Je, ____, promets sincèrement et Jure, que je serai fidèle et porterai vraie Fidélité à Sa Majesté le Roi George comme légal Souverain du Royaume de la Grande Bretagne et de ces Provinces dépendantes et appartenantes au dit Royaume; et que je le défendrai de tout mon pouvoir contre toutes Conspirations, et Attentats Perfides quelconques qui seront faits contre sa Personne, sa Couronne et sa Dignité; et que je ferai tous mes efforts pour découvrir et faire connoitre à sa Majesté, ses Héritiers ou Successeurs, toutes Trahisons, Conspirations et Attentats Perfides que je saurai être trames contre lui, ou aucun d'eux : Et je Jure tout ceci sans aucun équivoque, subterfuge mentale ou restriction secrète, et renonçant à tous Pardons et Dispensations d'aucune Personne ou pouvoir quelconque à ce contraire.

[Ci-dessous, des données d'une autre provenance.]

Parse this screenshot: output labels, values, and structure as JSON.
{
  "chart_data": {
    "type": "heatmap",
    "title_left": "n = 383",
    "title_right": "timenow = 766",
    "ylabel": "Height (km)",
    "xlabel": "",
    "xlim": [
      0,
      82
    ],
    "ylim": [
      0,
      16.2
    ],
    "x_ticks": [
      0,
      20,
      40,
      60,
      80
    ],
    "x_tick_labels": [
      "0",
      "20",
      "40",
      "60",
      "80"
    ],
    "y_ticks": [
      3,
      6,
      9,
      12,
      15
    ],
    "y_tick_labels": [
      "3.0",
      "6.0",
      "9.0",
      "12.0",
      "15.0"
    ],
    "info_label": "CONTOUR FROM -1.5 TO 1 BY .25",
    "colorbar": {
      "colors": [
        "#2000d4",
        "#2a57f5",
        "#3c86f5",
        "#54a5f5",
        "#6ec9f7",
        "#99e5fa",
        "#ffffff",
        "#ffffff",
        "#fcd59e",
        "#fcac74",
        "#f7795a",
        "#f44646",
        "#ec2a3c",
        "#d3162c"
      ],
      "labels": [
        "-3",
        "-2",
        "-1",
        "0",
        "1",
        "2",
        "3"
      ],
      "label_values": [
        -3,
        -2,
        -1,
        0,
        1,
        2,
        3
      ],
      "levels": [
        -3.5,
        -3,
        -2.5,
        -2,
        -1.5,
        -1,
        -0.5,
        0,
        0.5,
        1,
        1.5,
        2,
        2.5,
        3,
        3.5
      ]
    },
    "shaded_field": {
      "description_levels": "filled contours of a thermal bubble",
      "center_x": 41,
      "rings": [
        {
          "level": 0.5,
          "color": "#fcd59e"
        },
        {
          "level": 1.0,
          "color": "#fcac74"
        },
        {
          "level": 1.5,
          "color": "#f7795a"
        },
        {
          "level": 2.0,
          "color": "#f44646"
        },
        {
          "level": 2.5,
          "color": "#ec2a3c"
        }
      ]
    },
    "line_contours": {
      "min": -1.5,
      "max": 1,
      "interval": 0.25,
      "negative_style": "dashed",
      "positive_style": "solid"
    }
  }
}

Ainsi DIEU me soit en Aide.

3 

D. Vaugeois, « L'affaire... », op. cit., p. 27.

4 

Assemblée nationale du Québec, Chronologie parlementaire depuis 1764 (1807-1809), 2 mai 2023; D. Vaugeois, « Hart, Ezechiel », op. cit., consulté le 2 mai 2023.

5 

Les députés-juges sont finalement déclarés inaptes à être élus, à siéger ou à voter le 21 mars 1811. 51 Geo. III, c. 4.

6 

D. Vaugeois, « Hart, Ezechiel », op. cit., consulté le 2 mai 2023; Assemblée nationale du Québec, Chronologie parlementaire depuis 1764 (1807-1809), consulté le 2 mai 2023.

7 

21 & 22 Vict. c. 49 (R.-U.), sanctionné le 23 juillet 1858.